A mechanistic approach on the curing kinetics of benzoxazine-filled oxygen plasma treated graphene nanosheets

Abstract

The present study aims to improve the understanding of the role of plasma treated graphene nanosheets on the curing characteristics of benzoxazine nanocomposites. As-synthesized benzoxazine monomers were well characterized by Nuclear Magnetic Resonance (NMR) as well as Fourier-transform infrared (FT-IR) spectroscopy. Also, the plasma treatment was utilized to alter the surface chemistry of graphene nanosheets (GNSs). Differential Scanning Calorimetry (DSC) revealed that the incorporation of GNSs into benzoxazine resin drastically reduces the curing peak temperature (Tc) and hence the enthalpy of curing reaction (∆Hc) to about 43 °C and 91 J g−1, respectively. It was found that GNSs act differently below and above 1 wt% due to their percolation threshold. The obtained activation energies (Ea) by Kissinger and Ozawa model were lower than those calculated by other researchers yet, not significantly different with each other.
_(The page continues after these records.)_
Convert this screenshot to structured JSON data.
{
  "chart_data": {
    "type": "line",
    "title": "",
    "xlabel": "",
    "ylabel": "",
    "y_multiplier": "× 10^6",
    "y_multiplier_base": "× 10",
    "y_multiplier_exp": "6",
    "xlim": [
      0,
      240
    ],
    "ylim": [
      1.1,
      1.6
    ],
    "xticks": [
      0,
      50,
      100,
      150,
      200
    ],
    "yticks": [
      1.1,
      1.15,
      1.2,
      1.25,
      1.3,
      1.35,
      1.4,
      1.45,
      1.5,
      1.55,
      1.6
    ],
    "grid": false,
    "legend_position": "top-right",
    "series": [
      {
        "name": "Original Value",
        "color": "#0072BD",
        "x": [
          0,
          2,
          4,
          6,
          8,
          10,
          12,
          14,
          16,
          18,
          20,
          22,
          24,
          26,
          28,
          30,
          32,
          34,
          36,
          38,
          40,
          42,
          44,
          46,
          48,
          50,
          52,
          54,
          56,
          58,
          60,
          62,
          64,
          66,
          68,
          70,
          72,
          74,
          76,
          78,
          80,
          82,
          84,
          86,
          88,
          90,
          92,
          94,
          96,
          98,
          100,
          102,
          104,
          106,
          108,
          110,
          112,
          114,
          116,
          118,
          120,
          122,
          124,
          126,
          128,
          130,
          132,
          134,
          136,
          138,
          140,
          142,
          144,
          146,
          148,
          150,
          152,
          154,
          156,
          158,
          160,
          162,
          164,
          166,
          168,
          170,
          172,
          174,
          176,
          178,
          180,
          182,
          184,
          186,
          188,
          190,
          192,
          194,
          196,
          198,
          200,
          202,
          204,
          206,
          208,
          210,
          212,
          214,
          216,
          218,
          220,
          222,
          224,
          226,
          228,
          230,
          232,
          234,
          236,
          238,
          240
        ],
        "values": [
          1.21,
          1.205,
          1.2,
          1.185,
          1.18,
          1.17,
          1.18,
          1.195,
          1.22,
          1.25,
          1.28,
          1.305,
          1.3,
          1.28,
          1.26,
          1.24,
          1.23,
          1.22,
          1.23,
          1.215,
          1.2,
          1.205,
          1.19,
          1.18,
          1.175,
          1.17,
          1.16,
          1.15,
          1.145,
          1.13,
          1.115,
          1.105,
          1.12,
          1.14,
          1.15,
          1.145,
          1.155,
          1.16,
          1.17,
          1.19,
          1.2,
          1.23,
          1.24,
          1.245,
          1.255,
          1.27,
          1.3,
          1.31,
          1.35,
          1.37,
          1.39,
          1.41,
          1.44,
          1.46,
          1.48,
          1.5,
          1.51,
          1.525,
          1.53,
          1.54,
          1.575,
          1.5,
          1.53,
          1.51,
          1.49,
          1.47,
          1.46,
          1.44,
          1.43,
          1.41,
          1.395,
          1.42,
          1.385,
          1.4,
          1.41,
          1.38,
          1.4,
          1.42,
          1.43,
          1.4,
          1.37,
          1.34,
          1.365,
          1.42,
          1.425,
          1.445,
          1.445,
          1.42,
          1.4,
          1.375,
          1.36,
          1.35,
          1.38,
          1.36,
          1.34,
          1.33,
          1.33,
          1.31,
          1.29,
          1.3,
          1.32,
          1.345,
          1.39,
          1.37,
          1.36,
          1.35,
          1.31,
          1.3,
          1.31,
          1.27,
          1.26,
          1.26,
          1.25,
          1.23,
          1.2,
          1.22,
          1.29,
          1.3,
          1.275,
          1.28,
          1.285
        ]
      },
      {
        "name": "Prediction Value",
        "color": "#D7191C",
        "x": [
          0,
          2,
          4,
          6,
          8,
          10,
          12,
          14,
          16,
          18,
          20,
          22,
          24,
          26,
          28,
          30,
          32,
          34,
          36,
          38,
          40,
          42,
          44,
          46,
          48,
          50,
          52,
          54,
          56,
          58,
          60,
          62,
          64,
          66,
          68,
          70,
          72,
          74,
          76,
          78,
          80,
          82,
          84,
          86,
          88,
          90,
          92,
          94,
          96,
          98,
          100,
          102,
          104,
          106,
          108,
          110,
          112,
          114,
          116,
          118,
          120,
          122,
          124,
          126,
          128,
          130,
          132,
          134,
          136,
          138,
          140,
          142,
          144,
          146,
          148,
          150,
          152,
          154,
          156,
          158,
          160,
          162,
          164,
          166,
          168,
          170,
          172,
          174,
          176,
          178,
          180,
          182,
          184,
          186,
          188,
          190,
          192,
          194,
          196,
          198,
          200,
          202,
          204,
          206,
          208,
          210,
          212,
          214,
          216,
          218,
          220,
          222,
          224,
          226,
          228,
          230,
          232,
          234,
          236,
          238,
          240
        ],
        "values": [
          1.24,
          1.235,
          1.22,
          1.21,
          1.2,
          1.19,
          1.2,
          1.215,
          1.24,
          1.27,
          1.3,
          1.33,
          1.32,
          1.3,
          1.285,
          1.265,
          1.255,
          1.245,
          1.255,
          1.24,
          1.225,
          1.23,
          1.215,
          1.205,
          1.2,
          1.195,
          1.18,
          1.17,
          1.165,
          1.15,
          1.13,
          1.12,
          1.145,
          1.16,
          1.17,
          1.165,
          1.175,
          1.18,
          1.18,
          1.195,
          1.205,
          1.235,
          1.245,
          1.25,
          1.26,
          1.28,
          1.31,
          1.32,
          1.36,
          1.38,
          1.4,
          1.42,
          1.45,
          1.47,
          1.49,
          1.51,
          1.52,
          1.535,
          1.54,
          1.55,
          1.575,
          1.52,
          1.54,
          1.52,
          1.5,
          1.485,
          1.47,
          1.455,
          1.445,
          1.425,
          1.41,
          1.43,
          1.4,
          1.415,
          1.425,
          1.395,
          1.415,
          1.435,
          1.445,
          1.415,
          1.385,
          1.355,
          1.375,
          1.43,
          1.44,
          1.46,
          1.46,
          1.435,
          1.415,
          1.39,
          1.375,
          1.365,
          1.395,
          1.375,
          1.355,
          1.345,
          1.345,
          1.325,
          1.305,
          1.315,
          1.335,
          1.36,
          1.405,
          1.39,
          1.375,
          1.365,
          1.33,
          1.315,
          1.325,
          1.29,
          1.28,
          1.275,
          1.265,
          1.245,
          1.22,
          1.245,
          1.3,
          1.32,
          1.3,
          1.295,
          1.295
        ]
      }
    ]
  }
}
Then the iso-conversional model of Freidman showed that Ea of the nanocomposite varies during benzoxazine polymerization and these changes directly attributed to the evolutional rearrangement of polybenzoxazine network in the presence of GNSs and were differentiated by three regions through which the mechanistic interpretations of various phenomena can be highlighted.